La recherche sur la préhistoire récente du bassin méditerranéen a longtemps été dominée par l’étude des rives nord et est, laissant ses côtes africaines relativement méconnues. Cet article présente les découvertes réalisées sur le site de Kach Kouch (Dhar Lmoudden), (Oued Laou, Maroc) qui témoignent d’une occupation humaine entre 2200 et 600 av. J.-C. Contrairement à l’idée reçue selon laquelle l’Afrique du Nord aurait été peu développée avant l’arrivée des Phéniciens, ces recherches révèlent la présence d’une communauté locale active, pratiquant l’agriculture, l’élevage et des échanges. Ces trouvailles sont le résultat de la mise en place et du développement du Projet Archéologique de Kach Kouch, un programme de recherche doctorale mené à terme grâce au concours d’une équipe internationale majoritairement composée de jeunes chercheurs de l’Institut National des Sciences de l’Archéologie et du Patrimoine de Rabat (INSAP).

Situé sur un promontoire rocheux dominant la vallée de l’Oued Laou, Kach Kouch occupait un emplacement stratégique à proximité du détroit de Gibraltar. Ce lieu aurait permis aux habitants de contrôler un passage entre la mer Méditerranée et les montagnes du Rif, facilitant ainsi les échanges commerciaux et culturels avec d’autres régions. Les fouilles ont permis d’identifier trois phases d’occupation :

Phase KK1 (2200–2000 av. J.-C.)

Cette phase correspond à la transition entre l’âge du Cuivre et l’âge du Bronze. Peu de vestiges ont été retrouvés, ce qui suggère soit une occupation limitée, soit un remaniement et un déplacement des couches anciennes. Les rares objets découverts incluent des fragments de poterie, des silex et des ossements de bovins.

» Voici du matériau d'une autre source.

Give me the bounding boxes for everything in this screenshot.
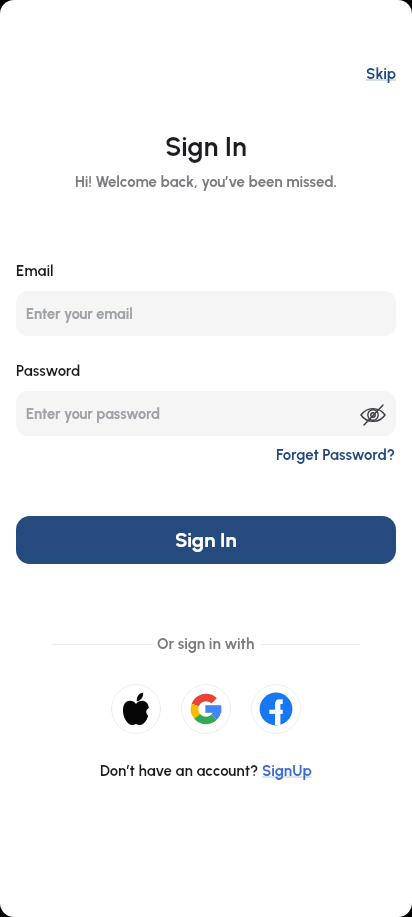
button[interactable]: Enter your email [16, 291, 396, 336]
staticText: Forget Password? [276, 446, 396, 464]
button[interactable] [111, 684, 161, 734]
staticText: Email [16, 262, 54, 280]
staticText: Don’t have an account? [100, 762, 262, 780]
staticText: Sign In [165, 131, 247, 163]
staticText: Or sign in with [157, 635, 255, 653]
staticText: Enter your email [26, 305, 133, 322]
staticText: Skip [366, 65, 396, 83]
staticText: SignUp [262, 762, 312, 780]
staticText: Password [16, 362, 81, 380]
button[interactable]: Sign In [16, 516, 396, 564]
staticText: Hi! Welcome back, you’ve been missed. [75, 173, 337, 191]
button[interactable]: SignUp [262, 762, 312, 780]
staticText: Enter your password [26, 405, 160, 422]
staticText: Sign In [175, 528, 237, 552]
button[interactable] [181, 684, 231, 734]
button[interactable]: Skip [366, 65, 396, 83]
button[interactable] [251, 684, 301, 734]
button[interactable]: Forget Password? [276, 446, 396, 464]
button[interactable]: Enter your password [16, 391, 396, 436]
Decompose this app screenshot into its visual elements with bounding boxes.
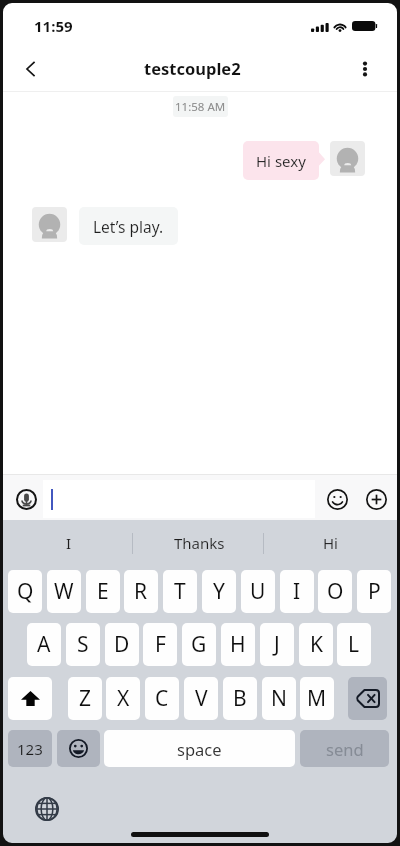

Phase KK2 (1300–900 av. J.-C.)

C’est durant cette période que le site devient un village agricole stable, avec des maisons en torchis et des fosses creusées dans la roche pour le stockage de produits agricoles. L’économie repose sur l’agriculture (blé, orge, légumineuses) et l’élevage (ovicapres, bovidés et suidés). On observe également des liens avec la péninsule Ibérique et d’autres régions méditerranéennes, comme en témoigne la découverte d’un fragment métallique en bronze.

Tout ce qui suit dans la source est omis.